If your application for a construction loan had been approved, you would have gone on to the closing step to sign the necessary paperwork. Following closing, monies are typically disbursed by your loan agreement’s specified series of draws or phases.

Getting a construction loan can take many weeks to a few months. Starting the process early when you plan to start construction is necessary to allow for any potential delays or complications. 

Remember that this timeline is a general guideline, and the actual timeframe may vary based on individual circumstances and specific lender processes.


What is the duration of construction in a home loan?

The maximum loan tenure for construction loans is 10-15 years.

How is the construction loan amount disbursed?

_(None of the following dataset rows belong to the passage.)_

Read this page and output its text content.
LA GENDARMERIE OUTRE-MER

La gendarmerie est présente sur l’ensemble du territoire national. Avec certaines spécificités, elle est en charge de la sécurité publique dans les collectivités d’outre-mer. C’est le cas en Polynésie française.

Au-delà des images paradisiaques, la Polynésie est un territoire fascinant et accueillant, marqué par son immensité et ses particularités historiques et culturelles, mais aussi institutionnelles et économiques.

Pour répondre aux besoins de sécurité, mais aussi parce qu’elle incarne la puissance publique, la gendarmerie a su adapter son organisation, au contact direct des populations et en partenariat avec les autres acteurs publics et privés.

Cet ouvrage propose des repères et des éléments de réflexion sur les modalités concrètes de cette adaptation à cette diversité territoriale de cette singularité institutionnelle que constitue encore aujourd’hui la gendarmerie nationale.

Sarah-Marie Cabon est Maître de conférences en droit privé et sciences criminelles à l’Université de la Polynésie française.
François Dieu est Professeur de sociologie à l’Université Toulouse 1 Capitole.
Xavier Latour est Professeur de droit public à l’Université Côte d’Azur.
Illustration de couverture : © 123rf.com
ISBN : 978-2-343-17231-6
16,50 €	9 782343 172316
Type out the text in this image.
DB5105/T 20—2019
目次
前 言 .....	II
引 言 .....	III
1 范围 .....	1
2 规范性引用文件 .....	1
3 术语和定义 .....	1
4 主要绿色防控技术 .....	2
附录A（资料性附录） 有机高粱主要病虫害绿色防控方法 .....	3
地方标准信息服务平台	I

The loan amount is disbursed in installments only. Unlike home purchase loans, where the lender pays the entire amount in one lump sum, for construction home loans, the amount is disbursed only in installments. The sanctioned loan amount will disburse in phases depending on the construction progress.

How is EMI paid for the under-construction property?

Under construction, home loans are disbursed in installments as they are given based on the construction stage of the property. Here, interest had charged only on the amount paid, meaning the borrower has lower EMI amounts.

Are home loans and construction loaning the same?

A type of loan where the entire loan amount had been disbursed to the borrower at once; he buys an existing house and starts paying EMIs over 20 to 30 years—a type of loan in which the loan amount is disbursed in stages for home construction.